Was it wrong to leave a marriage when my ex-husband had tried to kill my son and me?

Question:

Was I wrong to leave the marriage? My ex-husband tried to kill my son and me. He told me that he was a baptized Christian. Then he said he was Catholic. After that, he said he did not believe in God at all and cursed His name many times. I have since remarried, but I wonder if this was done in sin?

Answer:

It isn't wrong to leave a marriage if your spouse is a danger to you or your children, but such cases do not give you a right to marry another person. "Now to the married I command, yet not I but the Lord: A wife is not to depart from her husband. But even if she does depart, let her remain unmarried or be reconciled to her husband. And a husband is not to divorce his wife" (I Corinthians 7:10-11). The only time remarriage is allowed is upon the death of the spouse (Romans 7:2-3), or if the divorce is because the husband is committing sexual sins (Matthew 19:9). Since that was the case here, you are committing adultery by taking another husband.

Question:

Since my ex-husband caused the death of the marriage and he was the man that separated us, am I still under the bonds of that marriage? Also, does his spiritual death count as once he was Christian and now he is an atheist?

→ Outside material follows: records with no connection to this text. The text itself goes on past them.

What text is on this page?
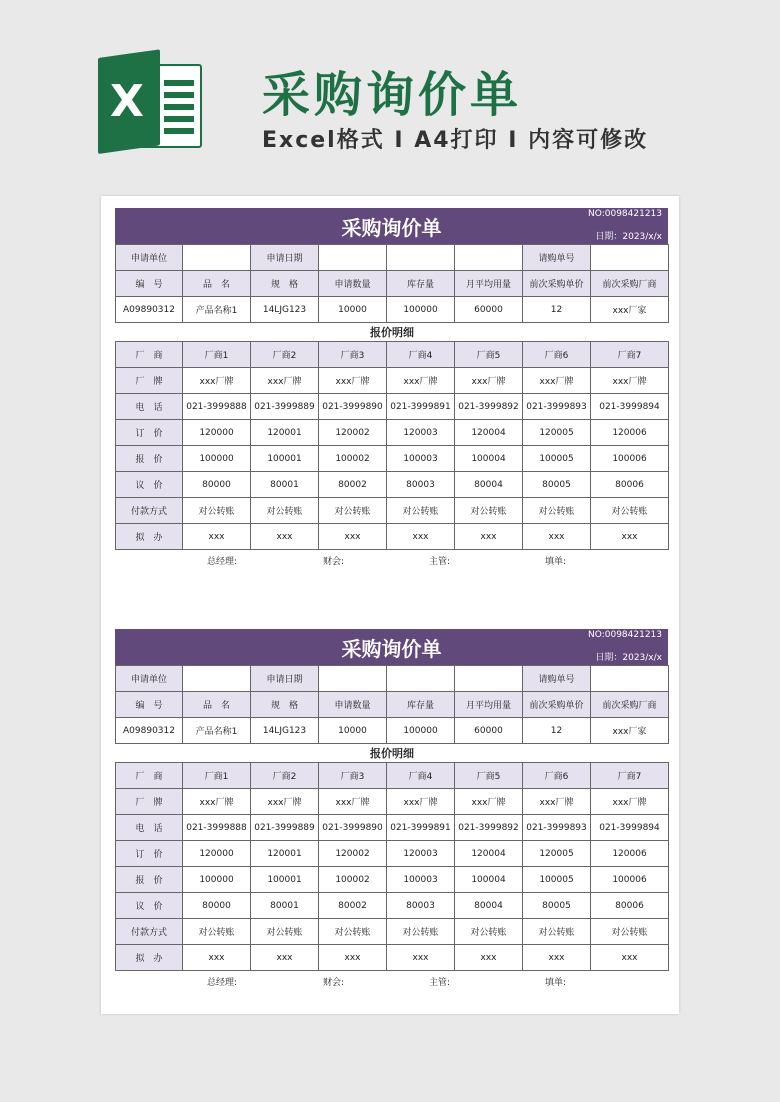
X 采购询价单
Excel格式 I A4打印 I 内容可修改
采购询价单
NO:0098421213
日期：2023/x/x
申请单位		申请日期				请购单号	
编　号	品　名	规　格	申请数量	库存量	月平均用量	前次采购单价	前次采购厂商
A09890312	产品名称1	14LJG123	10000	100000	60000	12	xxx厂家
报价明细							
厂　商	厂商1	厂商2	厂商3	厂商4	厂商5	厂商6	厂商7
厂　牌	xxx厂牌	xxx厂牌	xxx厂牌	xxx厂牌	xxx厂牌	xxx厂牌	xxx厂牌
电　话	021-3999888	021-3999889	021-3999890	021-3999891	021-3999892	021-3999893	021-3999894
订　价	120000	120001	120002	120003	120004	120005	120006
报　价	100000	100001	100002	100003	100004	100005	100006
议　价	80000	80001	80002	80003	80004	80005	80006
付款方式	对公转账	对公转账	对公转账	对公转账	对公转账	对公转账	对公转账
拟　办	xxx	xxx	xxx	xxx	xxx	xxx	xxx
总经理:	财会:	主管:	填单:
采购询价单
NO:0098421213
日期：2023/x/x
申请单位		申请日期				请购单号	
编　号	品　名	规　格	申请数量	库存量	月平均用量	前次采购单价	前次采购厂商
A09890312	产品名称1	14LJG123	10000	100000	60000	12	xxx厂家
报价明细							
厂　商	厂商1	厂商2	厂商3	厂商4	厂商5	厂商6	厂商7
厂　牌	xxx厂牌	xxx厂牌	xxx厂牌	xxx厂牌	xxx厂牌	xxx厂牌	xxx厂牌
电　话	021-3999888	021-3999889	021-3999890	021-3999891	021-3999892	021-3999893	021-3999894
订　价	120000	120001	120002	120003	120004	120005	120006
报　价	100000	100001	100002	100003	100004	100005	100006
议　价	80000	80001	80002	80003	80004	80005	80006
付款方式	对公转账	对公转账	对公转账	对公转账	对公转账	对公转账	对公转账
拟　办	xxx	xxx	xxx	xxx	xxx	xxx	xxx
总经理:	财会:	主管:	填单:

And what shall I do with my current husband of three years?

Answer:

Be silly and try to twist God's words all you want, but it doesn't change the truth. Marriages end when the spouse dies, not when the marriage dies. "For the woman who has a husband is bound by the law to her husband as long as he lives. But if the husband dies, she is released from the law of her husband. So then if, while her husband lives, she marries another man, she will be called an adulteress; but if her husband dies, she is free from that law, so that she is no adulteress, though she has married another man" (Romans 7:2-3).

And no, Christianity is not a requirement for a continuing marriage. "For the unbelieving husband is sanctified by the wife, and the unbelieving wife is sanctified by the husband; otherwise your children would be unclean, but now they are holy. But if the unbeliever departs, let him depart; a brother or a sister is not under bondage in such cases. But God has called us to peace" (I Corinthians 7:14-15). The last statement gives permission to let a marriage dissolve when an unbelieving spouse does not wish to stay, but it contains no permission for remarriage. Besides, you left him because you saw him as dangerous, not because he lost his faith in God. Now you are trying to say he is the one who left.

You freely entered into a covenant with your first husband. No one forced you. You did your own choosing, poor as you might now realize. Your choices came with responsibilities and consequences. You are committing adultery with the man you are currently living with. What you do about that depends on how much you want to live by God's standards.